Automatic multiple sclerosis lesion segmentation with P-Locus

Participant : Florence Forbes.

Joint work with: Michel Dojat from Grenoble Institute of Neuroscience and Senan Doyle from Pixyl.

P-LOCUS provides automatic quantitative neuroimaging biomarker extraction tools to aid diagnosis, prognosis and follow-up in multiple sclerosis studies. The software performs accurate and precise segmentation of multiple sclerosis lesions in a multi-stage process.

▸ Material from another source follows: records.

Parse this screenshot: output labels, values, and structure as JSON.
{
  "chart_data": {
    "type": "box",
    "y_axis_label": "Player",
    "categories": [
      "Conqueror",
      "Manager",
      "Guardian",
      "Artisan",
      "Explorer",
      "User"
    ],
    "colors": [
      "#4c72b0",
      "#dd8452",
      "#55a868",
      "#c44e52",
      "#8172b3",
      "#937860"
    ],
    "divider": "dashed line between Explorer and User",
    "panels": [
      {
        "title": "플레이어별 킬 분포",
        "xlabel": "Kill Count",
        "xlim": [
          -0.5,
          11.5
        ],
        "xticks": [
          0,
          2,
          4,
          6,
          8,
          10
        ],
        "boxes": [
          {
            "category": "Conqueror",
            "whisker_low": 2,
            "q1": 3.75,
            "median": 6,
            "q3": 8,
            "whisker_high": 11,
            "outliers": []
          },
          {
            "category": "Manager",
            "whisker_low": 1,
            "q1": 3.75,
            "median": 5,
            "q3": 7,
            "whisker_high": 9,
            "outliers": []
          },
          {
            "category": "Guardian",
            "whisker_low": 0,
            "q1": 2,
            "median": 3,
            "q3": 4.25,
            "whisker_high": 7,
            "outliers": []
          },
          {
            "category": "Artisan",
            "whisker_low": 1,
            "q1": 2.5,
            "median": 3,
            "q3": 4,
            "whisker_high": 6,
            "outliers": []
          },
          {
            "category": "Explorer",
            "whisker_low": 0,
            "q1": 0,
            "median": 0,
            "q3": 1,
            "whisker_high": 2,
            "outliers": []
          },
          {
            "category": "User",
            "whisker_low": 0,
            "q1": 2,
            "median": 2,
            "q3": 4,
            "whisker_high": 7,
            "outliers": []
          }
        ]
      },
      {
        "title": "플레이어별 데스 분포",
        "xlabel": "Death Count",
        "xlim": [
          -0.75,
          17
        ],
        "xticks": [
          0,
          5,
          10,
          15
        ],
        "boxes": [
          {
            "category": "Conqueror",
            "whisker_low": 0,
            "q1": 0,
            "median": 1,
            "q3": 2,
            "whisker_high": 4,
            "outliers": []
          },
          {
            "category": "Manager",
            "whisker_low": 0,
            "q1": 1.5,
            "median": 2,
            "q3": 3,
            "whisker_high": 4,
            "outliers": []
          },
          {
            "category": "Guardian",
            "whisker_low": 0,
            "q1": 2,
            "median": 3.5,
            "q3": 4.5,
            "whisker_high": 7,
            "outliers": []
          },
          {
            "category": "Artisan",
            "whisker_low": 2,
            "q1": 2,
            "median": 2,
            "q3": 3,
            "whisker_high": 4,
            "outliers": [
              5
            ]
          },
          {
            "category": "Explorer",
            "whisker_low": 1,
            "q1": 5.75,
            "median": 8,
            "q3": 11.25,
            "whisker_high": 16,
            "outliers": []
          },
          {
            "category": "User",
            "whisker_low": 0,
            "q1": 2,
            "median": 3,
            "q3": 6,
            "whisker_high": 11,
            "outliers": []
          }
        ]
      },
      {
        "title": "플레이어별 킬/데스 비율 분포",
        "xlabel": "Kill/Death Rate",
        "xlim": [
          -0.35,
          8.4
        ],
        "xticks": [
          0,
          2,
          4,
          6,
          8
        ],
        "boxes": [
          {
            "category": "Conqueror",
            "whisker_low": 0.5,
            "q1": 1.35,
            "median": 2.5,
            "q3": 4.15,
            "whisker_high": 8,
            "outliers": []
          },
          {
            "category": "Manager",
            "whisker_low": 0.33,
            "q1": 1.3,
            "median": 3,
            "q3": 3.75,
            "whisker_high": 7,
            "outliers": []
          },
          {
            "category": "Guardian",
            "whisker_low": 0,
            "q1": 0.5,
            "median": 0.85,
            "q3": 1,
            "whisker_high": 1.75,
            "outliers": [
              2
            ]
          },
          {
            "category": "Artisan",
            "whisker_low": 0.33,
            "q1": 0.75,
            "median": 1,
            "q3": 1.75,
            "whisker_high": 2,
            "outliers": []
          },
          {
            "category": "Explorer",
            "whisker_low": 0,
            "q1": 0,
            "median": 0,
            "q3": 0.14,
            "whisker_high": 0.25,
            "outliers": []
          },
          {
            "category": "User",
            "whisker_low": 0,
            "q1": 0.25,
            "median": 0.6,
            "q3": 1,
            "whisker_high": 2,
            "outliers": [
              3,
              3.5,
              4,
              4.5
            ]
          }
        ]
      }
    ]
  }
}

In the first step, a weighted Gaussian tissue model is used to perform a robust segmentation. The algorithm avails of complementary information from multiple MR sequences, and includes additional estimated weight variables to account for the relative importance of each voxel. These estimated weights are used to define candidate lesion voxels that are not well described by a normal tissue model. In the second step, the candidate lesion regions are used to populate the weighted Gaussian model and guide convergence to an optimal solution. The segmentation is unsupervised, removing the need for a training dataset, and providing independence from specific scanner type and MRI scanner protocol. The procedure was applied to participate to the MSSEG Challenge at Miccai 2016 in Athen: Multiple Sclerosis Lesions Segmentation Challenge Using a Data Management and Processing Infrastructure [55].